In September 2000, the Second Intifada began after the Israeli regime’s opposition leader, Ariel Sharon, made a provocative visit to the Al-Aqsa Mosque compound in Jerusalem. Violence surged once again, as Israeli forces intensified settlement construction and imposed collective punishment on Palestinians. Roads were segregated, communities isolated, and infrastructure demolished.
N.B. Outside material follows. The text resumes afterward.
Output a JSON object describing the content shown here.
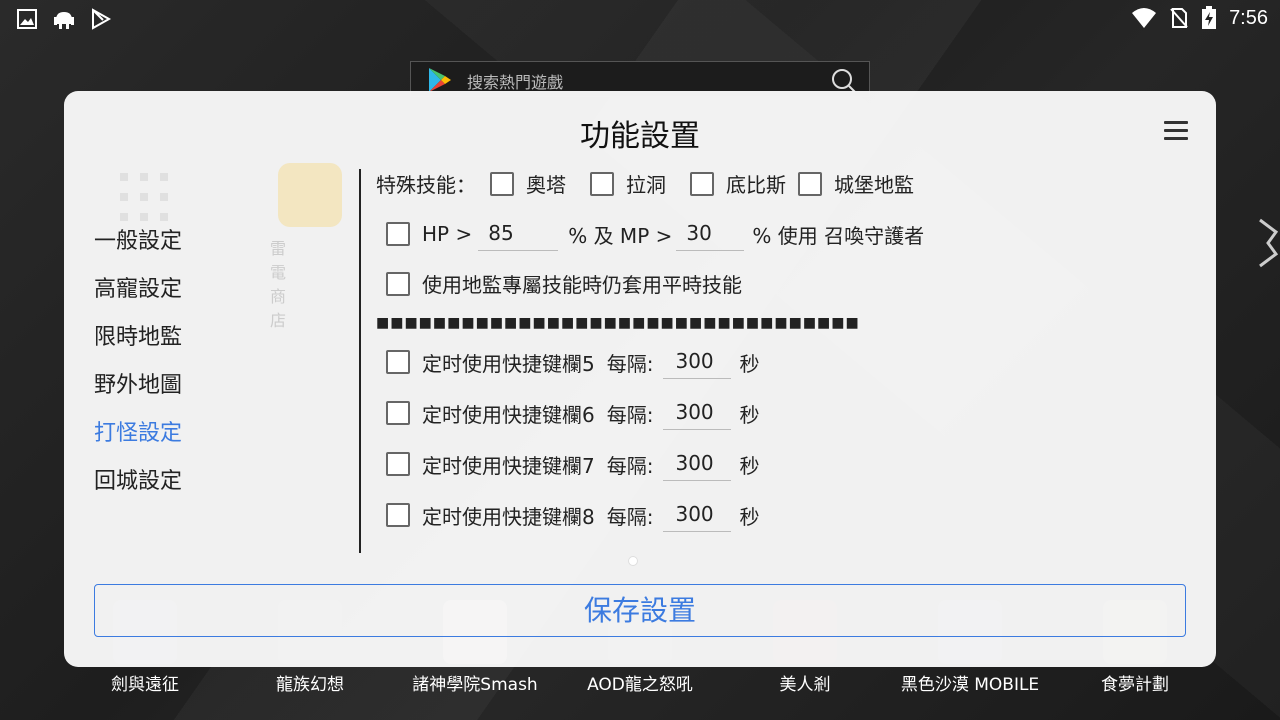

After the uprising subsided in 2005, Israel withdrew its settlers from Gaza but imposed a devastating blockade on the territory. The 2006 legislative elections, which brought Hamas to power, triggered further restrictions, effectively trapping over two million people under siege.

Gaza under siege

For nearly two decades, Gaza’s residents endured chronic shortages of electricity, food, clean water, and medical supplies. The crippling blockade strangled the economy, forced mass unemployment, and made reconstruction nearly impossible.

During this period, Israel repeatedly waged wars on Gaza — in 2008, 2012, 2014, 2021, and now again in 2023 — each time killing thousands of civilians and leaving entire neighborhoods reduced to rubble. Hospitals, schools, and refugee camps were targeted, and generations of children grew up knowing nothing but bombardment and loss.

Despite the passage of more than a century since the Balfour Declaration, the core reality remains unchanged: a people continue to be uprooted, confined, and punished for their mere existence on their ancestral land.

A century-long wound

The events unfolding in Gaza since October 2023 are not isolated. They are the latest chapter in a story that began 108 years ago, when a colonial power sold a land that was never its own.

What started with a letter — a few lines written by a British statesman in 1917 — has become an unending tragedy of occupation, apartheid, and war. The systematic erasure of Palestine continues in the form of bombings, blockades, and brutal displacement.

Families like those of Masa and Sha’ban are not the first, and tragically, they may not be the last. Their deaths echo a century of suffering — of dreams buried beneath rubble, of generations robbed of peace, and of a nation still fighting to exist.

As the world marks the 108th anniversary of the Balfour Declaration, Palestinians remain caught in the shadow of that imperial decree — living, resisting, and dying in a struggle that began long before our time, and, heartbreakingly, continues to this day.